El primer paso, anterior al estallido, fue el vaciamiento de la centroizquierda, finamente trabajado por los intelectuales manipuladores de la culpa. Habría bastado con leer a Nietzsche para entender cómo se transforma en marioneta a quien tiene problemas de autoestima. En este tipo de personas, que sienten culpa por existir, esa culpa deviene en instinto. Así, en términos foucaultianos, basta con activarla desde cualquier dispositivo -en este caso el discurso de la desigualdad-, para controlar a un alma que no puede sostenerse por sí misma. Y es que la autoflagelación (hábito del culposo), llevada al extremo, destruye la vida de quien la practica. De ahí que los culposos necesiten de cualquier paliativo que calme su angustia. En el caso de la centroizquierda ese paliativo fue el reconocimiento de un pecado inexistente; la maldad de haber dirigido al país en el mejor período de desarrollo de su historia. Este fue el juego psicológico que hizo sucumbir a la izquierda democrática, cuya mayor similitud con la derecha promotora del Estado social es cierta superficialidad psíquica incompatible con la posibilidad de resistir los embates externos. De ahí que transen sus principios al mejor postor, abracen la moralina del discurso políticamente correcto que reemplazó a los diez mandamientos y, cada cierto tiempo, le confiesen sus pecados a un pueblo que clama por soluciones en temas como la delincuencia, salud, pensiones o educación. Y aunque la centroderecha sepa que, de nada sirve aumentar el gasto público si el Estado destruye la riqueza que extrae de sus ciudadanos, eso no importa cuando se trata de aplacar la culpa y ganar votos. De ahí que los filisteos y los autoflagelantes sean capaces de vender la patria con tal de expiar sus culpas o incrementar el monto en sus cuentas bancarias gracias a la posición que ocupan en la esfera pública.

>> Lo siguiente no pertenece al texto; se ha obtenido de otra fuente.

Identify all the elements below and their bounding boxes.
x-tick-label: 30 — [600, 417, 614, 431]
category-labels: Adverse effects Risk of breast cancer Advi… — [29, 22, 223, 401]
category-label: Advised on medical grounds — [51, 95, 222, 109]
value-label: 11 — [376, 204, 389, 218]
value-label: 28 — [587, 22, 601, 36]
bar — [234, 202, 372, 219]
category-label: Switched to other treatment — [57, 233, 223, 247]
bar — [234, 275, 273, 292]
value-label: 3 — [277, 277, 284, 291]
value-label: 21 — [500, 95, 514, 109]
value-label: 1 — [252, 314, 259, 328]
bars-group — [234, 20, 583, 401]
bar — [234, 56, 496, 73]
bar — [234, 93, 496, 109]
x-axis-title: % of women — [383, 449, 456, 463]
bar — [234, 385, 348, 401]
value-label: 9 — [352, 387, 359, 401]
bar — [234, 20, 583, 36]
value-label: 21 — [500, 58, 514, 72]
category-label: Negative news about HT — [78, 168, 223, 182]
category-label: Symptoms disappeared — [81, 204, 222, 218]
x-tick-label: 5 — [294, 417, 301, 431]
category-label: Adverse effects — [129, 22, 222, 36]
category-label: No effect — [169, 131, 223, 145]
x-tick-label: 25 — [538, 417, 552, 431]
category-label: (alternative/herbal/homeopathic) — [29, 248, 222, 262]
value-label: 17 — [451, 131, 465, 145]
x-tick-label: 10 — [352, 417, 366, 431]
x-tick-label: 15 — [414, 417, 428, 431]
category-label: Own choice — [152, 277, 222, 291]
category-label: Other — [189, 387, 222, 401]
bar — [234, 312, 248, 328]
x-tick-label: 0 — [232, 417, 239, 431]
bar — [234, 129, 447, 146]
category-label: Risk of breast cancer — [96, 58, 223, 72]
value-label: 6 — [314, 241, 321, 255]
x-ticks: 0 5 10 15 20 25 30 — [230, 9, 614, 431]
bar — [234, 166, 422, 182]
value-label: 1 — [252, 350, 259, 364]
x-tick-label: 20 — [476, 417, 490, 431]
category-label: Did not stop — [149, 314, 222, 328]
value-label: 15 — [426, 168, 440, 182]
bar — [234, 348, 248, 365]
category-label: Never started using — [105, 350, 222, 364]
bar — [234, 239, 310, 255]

En su audio, Camilo Escalona mostró ser el contraejemplo de ese tipo de políticos de un centro culposo, manipulado y neutralizado o ávido por mayores privilegios. En un estilo claramente nutrido por Nietzsche, este líder emblemático se niega categóricamente a ser domesticado y clama por su independencia y libertadAl revés de la derecha acomodaticia, no transa ninguno de los principios de un PS que se concibe a sí mismo fuera de las fronteras totalitarias. No, a Escalona nadie le cuenta cuentos porque hasta él lo sabe… Su posición frente al PC no sólo es inteligente en la medida que obliga a mirar la realidad cuando confirma los lazos entre la DC y la cultura política más profunda de un Chile que él conoce bien. Además, vuelve a conectar a sus compañeros con la única dignidad verdaderamente humana: esa libertad que los comunistas destruyen sin tasa ni medida dondequiera que gobiernen.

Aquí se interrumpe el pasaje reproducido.